His contract was not renewed when it fell due in 1901. Ives resigned and moved to Victoria. His farewell speech, which was largely boycotted by academic staff, but well received by students, poured contumely on the Chancellor, Sir Samuel Way, and his "henchman" Dr W. Barlow, the Vice-Chancellor. He was vindicated in some of the criticisms that were levelled against him. And Ives's claim that the University sabotaged his arrangements to have his concerto performed were supported by Charles Cawthorne, manager for Heinicke's Grand Orchestra, who were to have performed the work. The post of City Organist was in 1891 awarded to William Richard Pybus, in preference to T. H. Jones, one of Ives's supporters, though more experienced (he was the previous incumbent) and arguably the better musician. Ives's replacement at the Conservatorium was Dr J. Matthew Ennis from February 1902. Of Ives's staff and colleagues, Immanuel Gotthold Reimann (c. 1858–1932), from whose School of Music the Conservatorium was formed, was its most durable member.

- Victoria
He accepted the post of organist and choir master of the Yarra Presbyterian Church, St Kilda Road in 1903. He wrote articles for the Melbourne Herald.

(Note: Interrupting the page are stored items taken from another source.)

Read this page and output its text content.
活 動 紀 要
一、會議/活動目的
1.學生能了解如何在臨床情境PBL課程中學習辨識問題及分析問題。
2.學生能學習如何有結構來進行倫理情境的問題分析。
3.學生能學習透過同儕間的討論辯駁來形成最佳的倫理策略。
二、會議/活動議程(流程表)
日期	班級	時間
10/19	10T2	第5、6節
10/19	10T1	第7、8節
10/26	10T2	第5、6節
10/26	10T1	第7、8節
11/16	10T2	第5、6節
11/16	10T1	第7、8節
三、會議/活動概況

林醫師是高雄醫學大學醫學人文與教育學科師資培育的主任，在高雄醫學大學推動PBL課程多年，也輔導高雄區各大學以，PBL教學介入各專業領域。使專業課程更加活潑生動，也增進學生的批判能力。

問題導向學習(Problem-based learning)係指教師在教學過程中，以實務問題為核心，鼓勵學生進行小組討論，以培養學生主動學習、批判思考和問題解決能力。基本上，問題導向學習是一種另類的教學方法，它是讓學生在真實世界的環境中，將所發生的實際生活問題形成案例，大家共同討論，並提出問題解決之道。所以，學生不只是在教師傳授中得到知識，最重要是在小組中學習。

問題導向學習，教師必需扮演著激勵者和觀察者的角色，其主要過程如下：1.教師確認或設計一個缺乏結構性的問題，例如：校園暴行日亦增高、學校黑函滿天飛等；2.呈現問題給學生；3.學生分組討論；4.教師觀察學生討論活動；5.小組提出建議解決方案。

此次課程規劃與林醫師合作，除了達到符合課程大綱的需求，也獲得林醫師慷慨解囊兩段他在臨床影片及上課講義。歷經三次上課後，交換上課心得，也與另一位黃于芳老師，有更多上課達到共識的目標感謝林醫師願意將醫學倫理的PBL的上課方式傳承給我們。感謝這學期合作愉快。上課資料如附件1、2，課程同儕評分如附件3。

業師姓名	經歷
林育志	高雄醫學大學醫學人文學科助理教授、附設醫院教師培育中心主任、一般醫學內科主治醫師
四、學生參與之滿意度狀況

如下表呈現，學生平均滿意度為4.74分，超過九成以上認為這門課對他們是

He developed a reputation as an excellent judge of musical performance, and officiated at music competitions from Bendigo, Prahran, Geelong, Hamilton and Horsham to places far away as Launceston, Dunedin, New Zealand and Boulder, Western Australia. In 1920 he was brought back to Adelaide, to adjudicate at the Peace Exhibition in 1920.

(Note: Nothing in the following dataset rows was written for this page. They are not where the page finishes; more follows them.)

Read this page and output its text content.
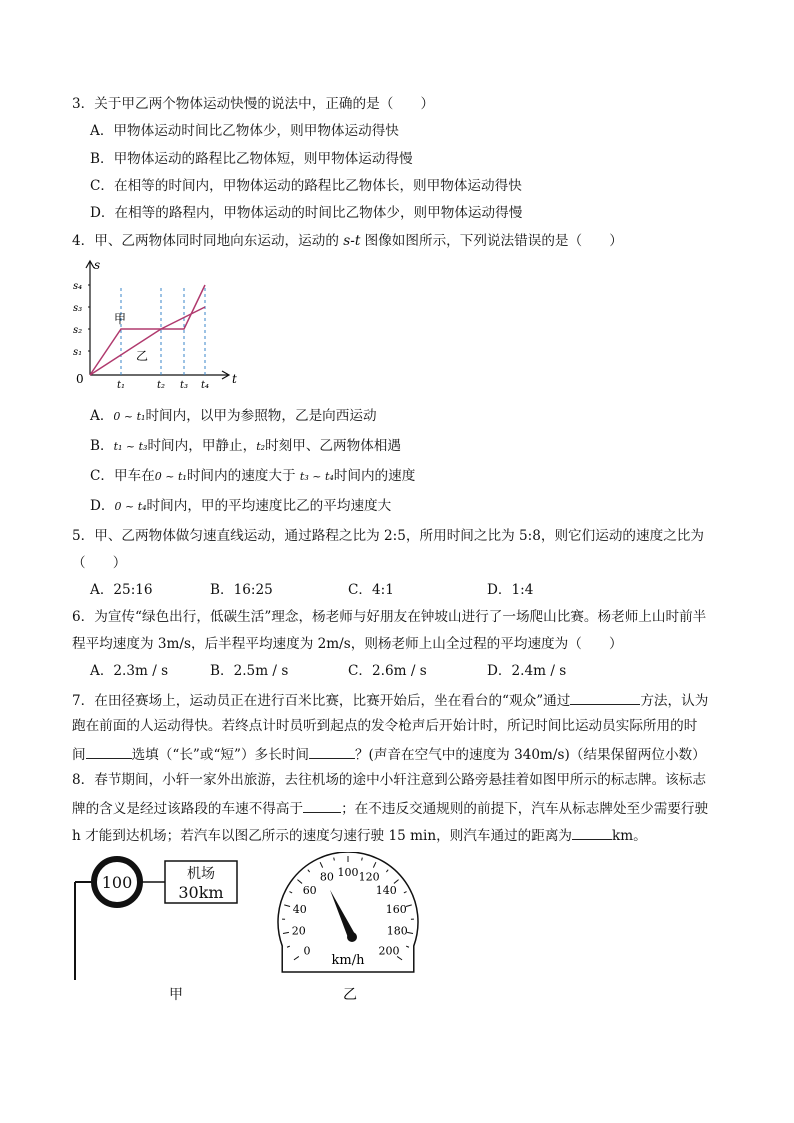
3．关于甲乙两个物体运动快慢的说法中，正确的是（　　）
A．甲物体运动时间比乙物体少，则甲物体运动得快
B．甲物体运动的路程比乙物体短，则甲物体运动得慢
C．在相等的时间内，甲物体运动的路程比乙物体长，则甲物体运动得快
D．在相等的路程内，甲物体运动的时间比乙物体少，则甲物体运动得慢
4．甲、乙两物体同时同地向东运动，运动的 s-t 图像如图所示，下列说法错误的是（　　）
t
s
0	t₁	t₂ t₃ t₄
s₁
s₂
s₃
s₄
甲
乙
A．0 ~ t₁时间内，以甲为参照物，乙是向西运动
B．t₁ ~ t₃时间内，甲静止，t₂时刻甲、乙两物体相遇
C．甲车在0 ~ t₁时间内的速度大于 t₃ ~ t₄时间内的速度
D．0 ~ t₄时间内，甲的平均速度比乙的平均速度大
5．甲、乙两物体做匀速直线运动，通过路程之比为 2:5，所用时间之比为 5:8，则它们运动的速度之比为
（　　）
A．25:16	B．16:25	C．4:1	D．1:4
6．为宣传“绿色出行，低碳生活”理念，杨老师与好朋友在钟坡山进行了一场爬山比赛。杨老师上山时前半
程平均速度为 3m/s，后半程平均速度为 2m/s，则杨老师上山全过程的平均速度为（　　）
A．2.3m / s	B．2.5m / s	C．2.6m / s	D．2.4m / s
7．在田径赛场上，运动员正在进行百米比赛，比赛开始后，坐在看台的“观众”通过	方法，认为
跑在前面的人运动得快。若终点计时员听到起点的发令枪声后开始计时，所记时间比运动员实际所用的时
间	选填（“长”或“短”）多长时间	？(声音在空气中的速度为 340m/s)（结果保留两位小数）
8．春节期间，小轩一家外出旅游，去往机场的途中小轩注意到公路旁悬挂着如图甲所示的标志牌。该标志
牌的含义是经过该路段的车速不得高于	；在不违反交通规则的前提下，汽车从标志牌处至少需要行驶
h 才能到达机场；若汽车以图乙所示的速度匀速行驶 15 min，则汽车通过的距离为	km。
100	机场
30km
甲
0
20
40
60
80 100 120
140
160
180
200
km/h
乙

He opened a teaching studio at 271 Collins Street. In 1907 he was appointed to Bendigo's new Conservatorium of Music.

==Family==
He married Janet Boyd on 3 December 1879. While in Adelaide they lived in Gilles Street East. Mrs Ives left for Scotland in January 1899 with her daughters. It is possible they never returned to Australia.

He left property valued at around £3,350 to his partner Sarah Howard, otherwise known as Sarah Jane Ives (died 9 December 1943) and to his daughter Sadie, who married Robert Cooper.

His home in Victoria was in New Street, Brighton then Ermington Street, Kew.

==Compositions==
- Symphonie Australien for organ and orchestra, first performed at the University in honour of the Duke and Duchess of Cornwall on 22 July 1901.